Active Wound Management – Stretching Exercises
It is important to remember to stay relaxed, smiling, and positive. You should show your baby or child that not everything is going to be painful, be playful. The exercises are not meant to be forceful or prolonged. Stretching exercises with quick and precise movements are best. A small amount of spotting or bleeding is common while doing the exercises, especially in the first few days.You may use infant Tylenol, children’s ibuprofen (only if older than 6 months), arnica to help with pain. A few drops of Hyland’s Teething Gel can be used during the stretching exercises to lubricate and help relieve some discomfort. Starting a few days after the procedure, the wound(s) will look gooey white and/or yellow in appearance. This is a completely normal inflammatory response.
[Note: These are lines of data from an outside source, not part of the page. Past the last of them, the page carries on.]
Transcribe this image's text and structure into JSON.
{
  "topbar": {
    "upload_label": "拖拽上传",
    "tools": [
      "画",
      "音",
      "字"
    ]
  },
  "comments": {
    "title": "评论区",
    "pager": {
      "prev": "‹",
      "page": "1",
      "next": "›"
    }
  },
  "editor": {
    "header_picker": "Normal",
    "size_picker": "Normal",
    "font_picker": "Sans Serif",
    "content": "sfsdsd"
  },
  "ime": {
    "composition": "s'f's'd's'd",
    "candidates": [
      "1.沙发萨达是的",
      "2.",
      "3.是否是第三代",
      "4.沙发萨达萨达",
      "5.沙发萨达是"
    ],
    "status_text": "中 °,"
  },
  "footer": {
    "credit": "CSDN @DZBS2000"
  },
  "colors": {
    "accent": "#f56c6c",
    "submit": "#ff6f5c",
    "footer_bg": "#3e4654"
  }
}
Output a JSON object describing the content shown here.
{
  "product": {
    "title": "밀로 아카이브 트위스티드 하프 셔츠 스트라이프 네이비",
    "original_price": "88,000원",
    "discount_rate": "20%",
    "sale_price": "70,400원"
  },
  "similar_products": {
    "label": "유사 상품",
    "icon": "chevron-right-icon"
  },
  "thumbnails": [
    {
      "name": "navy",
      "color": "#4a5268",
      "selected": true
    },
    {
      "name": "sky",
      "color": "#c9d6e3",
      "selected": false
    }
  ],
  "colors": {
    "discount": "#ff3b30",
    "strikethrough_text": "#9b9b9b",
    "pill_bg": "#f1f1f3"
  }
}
The body’s natural way to make a band-aid.
Upper Lip Stretches
This is the easier of the 2 sites to stretch and if you are doing both lip and tongue, start with the lip. Place your finger under the lip and move it up as high as it will go, until you feel resistance. Then gently sweep from side to side for several seconds. Remember, the goal is to open the opposing surfaces of the lip and gum so they cannot stick together.
Under the Tongue Stretches
Insert both index fingers into the mouth and dive under the tongue and pick up the posterior part of the tongue and lift towards the roof of the baby’s mouth. The tongue needs three separate stretching motions:
Once you are under the tongue, pick up the posterior part of the tongue as high as it will go towards the palate. Hold it there for 3 seconds, relax, and do it again. The goal is to completely unfold the diamond so that you can visualize the entire diamond. The fold of the diamond across the middle is the first place it will reattach.
Place your finger in the middle of the diamond and do a gentle circular stretch for several seconds to dilate or open up the diamond.
Turn your finger sideways and do a rolling pin motion to try and keep the diamond as deep as possible. Start at the fold “center” of the diamond and move to either side of the diamond top and bottom to loosen up the muscles of the tongue and floor of the mouth.